The Asia–Pacific region’s quantum momentum was on full display as moderator Bob Sutor convened an all-star panel spanning national labs, platform providers, and startup builders: No-Weon Kang (KRISS), Jaegyoon Hahm (KISTI), Natasha Kovacs (SDT), Jie (Roger) Luo (Anyon Computing), and Shintaro Sato (Fujitsu).

We don’t know the final solution yet… so we’re advancing multiple technologies while delivering what helps customers today.
— Shintaro Sato, Fujitsu

APAC’s scale—and diversity—frame the story. Panelists emphasized that while no single country can cover every modality, the region is leaning into superconducting qubits as today’s most mature path while continuing to explore alternatives (e.g., diamond spin and neutral atoms). Japan’s Fujitsu described a portfolio approach: advancing a 256-qubit superconducting system while investing in diamond spin research, with a customer-driven mandate to “provide the best technology to solve real problems.” Korea’s national institutes outlined a two-track strategy: build a homegrown quantum computer and, in parallel, procure systems now and integrate them with national supercomputing resources to accelerate user adoption.

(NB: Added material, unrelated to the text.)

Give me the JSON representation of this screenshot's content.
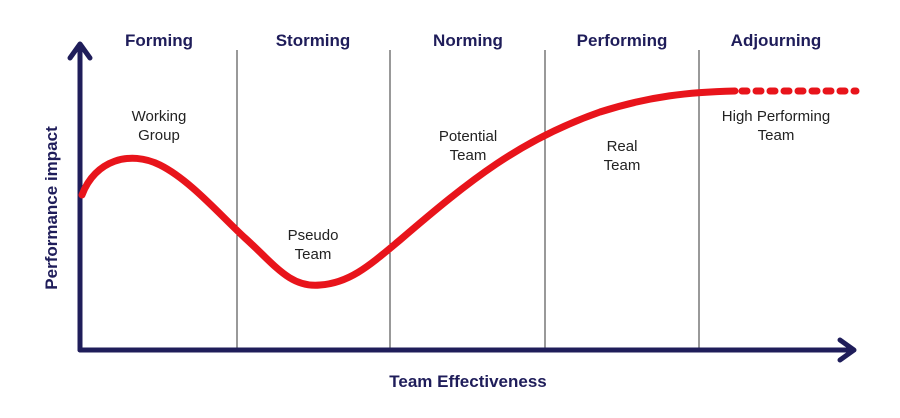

That hybrid mindset—pairing quantum accelerators with HPC—surfaced repeatedly. KISTI is standing up cloud access that connects new quantum resources to established supercomputers, aiming to cultivate a robust software and user ecosystem long before fault-tolerant systems arrive. KRISS spotlighted Korea’s strengths in semiconductors, optics, telecom, and precision manufacturing, positioning its industrial base to supply critical parts, equipment, and materials into the global quantum value chain.

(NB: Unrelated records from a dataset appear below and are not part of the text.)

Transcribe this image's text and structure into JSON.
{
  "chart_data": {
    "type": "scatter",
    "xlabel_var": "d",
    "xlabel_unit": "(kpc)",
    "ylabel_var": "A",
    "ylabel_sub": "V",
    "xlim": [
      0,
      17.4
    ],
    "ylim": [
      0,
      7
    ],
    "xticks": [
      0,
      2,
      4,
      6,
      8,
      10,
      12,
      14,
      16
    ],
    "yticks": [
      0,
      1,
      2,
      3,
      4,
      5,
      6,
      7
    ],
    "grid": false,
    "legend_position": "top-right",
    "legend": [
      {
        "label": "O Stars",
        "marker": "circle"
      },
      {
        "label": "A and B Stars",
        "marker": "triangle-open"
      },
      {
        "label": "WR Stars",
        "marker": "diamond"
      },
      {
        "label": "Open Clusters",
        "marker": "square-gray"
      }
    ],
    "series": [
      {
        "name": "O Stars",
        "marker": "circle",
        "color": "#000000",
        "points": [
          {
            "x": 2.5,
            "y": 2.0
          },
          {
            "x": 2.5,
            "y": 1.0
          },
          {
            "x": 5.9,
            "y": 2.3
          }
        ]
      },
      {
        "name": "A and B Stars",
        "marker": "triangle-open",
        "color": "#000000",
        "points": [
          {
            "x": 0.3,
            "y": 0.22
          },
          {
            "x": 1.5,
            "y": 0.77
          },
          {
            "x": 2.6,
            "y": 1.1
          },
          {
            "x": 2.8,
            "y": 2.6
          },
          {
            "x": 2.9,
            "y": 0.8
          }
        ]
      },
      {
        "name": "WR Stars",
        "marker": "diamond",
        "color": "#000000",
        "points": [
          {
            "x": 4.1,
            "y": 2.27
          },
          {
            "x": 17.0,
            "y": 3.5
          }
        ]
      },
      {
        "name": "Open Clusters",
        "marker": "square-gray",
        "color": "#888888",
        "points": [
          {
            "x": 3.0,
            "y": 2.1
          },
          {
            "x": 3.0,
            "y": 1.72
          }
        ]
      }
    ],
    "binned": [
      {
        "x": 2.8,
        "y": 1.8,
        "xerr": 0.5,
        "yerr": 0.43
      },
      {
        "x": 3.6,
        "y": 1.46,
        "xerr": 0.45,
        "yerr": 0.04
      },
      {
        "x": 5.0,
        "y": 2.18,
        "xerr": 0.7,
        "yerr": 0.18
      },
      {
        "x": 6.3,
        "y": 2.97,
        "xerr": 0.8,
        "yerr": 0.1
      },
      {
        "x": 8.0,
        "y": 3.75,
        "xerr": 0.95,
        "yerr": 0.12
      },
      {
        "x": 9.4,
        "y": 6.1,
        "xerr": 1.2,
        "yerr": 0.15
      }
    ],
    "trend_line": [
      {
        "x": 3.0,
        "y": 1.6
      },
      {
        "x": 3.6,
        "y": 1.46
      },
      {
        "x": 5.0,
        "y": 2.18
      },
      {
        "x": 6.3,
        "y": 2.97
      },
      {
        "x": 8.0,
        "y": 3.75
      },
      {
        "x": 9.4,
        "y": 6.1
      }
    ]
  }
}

We can’t wait for homegrown systems to mature—we’re procuring quantum now and integrating with supercomputers to grow the user base.
— Jaegyoon Hahm, KISTI

From the startup side, Anyon Computing traced its roots from Caltech and Berkeley to a cross-Pacific buildout: science in California, engineering and production in Singapore, and manufacturing partnerships in Korea. Anyon is pursuing modular, networked superconducting architectures—connecting multiple chips with high-fidelity links to scale toward thousands (ultimately hundreds of thousands) of qubits without relying on single monolithic dies.

Software strategy was refreshingly pragmatic. SDT presented itself as a quantum ODM, supplying controllers and full-stack systems while remaining hardware-agnostic and curating best-in-class software partners for algorithms, SDKs, and compilers. Fujitsu and Anyon echoed an open, collaborative approach that meets users where they are—whether through open-source platforms, integrations with NVIDIA CUDA-Q, or cloud-accessible toolchains. The throughline: make quantum easier to use and grow the developer base now.

If APAC has a calling card, it’s sovereign capability with global cooperation. Panelists argued that national security and industrial competitiveness require domestic compute (HPC and quantum), even as the region leans on international partnerships to go faster. In short: build at home, collaborate abroad, and connect it all through software.

Why it matters

APAC isn’t just purchasing quantum—it’s manufacturing it, integrating it with HPC, and onboarding users. That combination of homegrown systems + hybrid infrastructure + software ecosystems is how early quantum value gets unlocked.